Ao mesmo tempo em que se preocupa em transferir conhecimento para os produtores fornecedores, Leonardo diz que a empresa deve manter os olhos atentos às inovações que esses agricultores estão usando em suas propriedades.
“Não vamos tirar o mérito do produtor inovador”, diz. Ele lembra que a Amaggi demorou mais que outros produtores, por exemplo, no uso de drones de pulverização. “A gente ficou estudando, acompanhando, até decidir que era o momento de entrar”.
Sócio ou investidor?
As provocações e os questionamentos de Leonardo Maggi Ribeiro também têm sido feitos a interlocutores externos. Além da atuação no grupo, nos últimos anos ele passou a olhar com mais atenção e curiosidade para outros negócios, no qual participa como investidor.
Nessa área, Leonardo acaba de viver uma experiência nova: uma saída, ou seja, a venda de um negócio no qual havia apostado.
É o caso da InCeres, plataforma de agricultura de precisão em que ele havia investido R$ 2 milhões em 2021. Em agosto, a agtech foi adquirida pela multinacional sueca Husqvarna, uma das maiores fabricantes de equipamentos para manejo de florestas, por um valor não revelado.

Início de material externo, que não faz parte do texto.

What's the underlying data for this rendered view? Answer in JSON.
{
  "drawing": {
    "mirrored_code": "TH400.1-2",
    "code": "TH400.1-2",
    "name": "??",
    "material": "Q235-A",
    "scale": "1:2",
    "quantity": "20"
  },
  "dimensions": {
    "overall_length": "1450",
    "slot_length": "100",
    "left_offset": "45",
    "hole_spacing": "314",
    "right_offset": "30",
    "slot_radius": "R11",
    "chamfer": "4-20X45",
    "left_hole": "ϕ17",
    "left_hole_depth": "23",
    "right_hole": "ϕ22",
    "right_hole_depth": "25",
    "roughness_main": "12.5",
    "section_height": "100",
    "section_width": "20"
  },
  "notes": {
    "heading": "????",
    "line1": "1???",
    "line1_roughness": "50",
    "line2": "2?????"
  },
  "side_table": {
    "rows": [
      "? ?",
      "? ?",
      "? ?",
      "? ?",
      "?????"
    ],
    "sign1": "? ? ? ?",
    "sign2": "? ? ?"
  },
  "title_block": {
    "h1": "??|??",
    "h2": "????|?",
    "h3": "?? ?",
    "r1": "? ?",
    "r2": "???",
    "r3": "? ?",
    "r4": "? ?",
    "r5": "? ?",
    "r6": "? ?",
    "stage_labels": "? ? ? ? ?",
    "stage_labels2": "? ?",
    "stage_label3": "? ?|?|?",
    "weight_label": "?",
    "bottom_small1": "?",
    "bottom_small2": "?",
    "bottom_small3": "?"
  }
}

“Essa transação me fez pensar sobre meus objetivos, se quero ser acionista ou investidor”, diz Leonardo, que mantém, como pessoa física, participação em quatro três outros negócios: a agtech FieldPRO, especializada em equipamentos para monitoramento climático (“estou muito animado com ela”), a edutech Esforce, plataforma que visa potencializar o desempenho de alunos (“tem uma pegada social muito forte”), e uma startup mineira que desenvolveu um autosserviço de atendimento para consumidores de cerveja, a BierMe (“está avançando muito rápido”).
Além disso, é sócio de uma cervejaria, com base em Cuiabá e em expansão para outras regiões, com fábricas também em Porto Velho (RO) e Indaiatuba (SP). “Essa é minha queridinha, não é tech mas é agro”.
Leonardo revela ao AgFeed que espera manter-se em busca de novos negócios para apostar, mas de uma forma mais estruturada, com a criação de uma empresa específica para gerenciar esses investimentos. “Estou começando a mexer com isso”, afirma. “Penso em manter um ritmo de uma nova investida por ano”.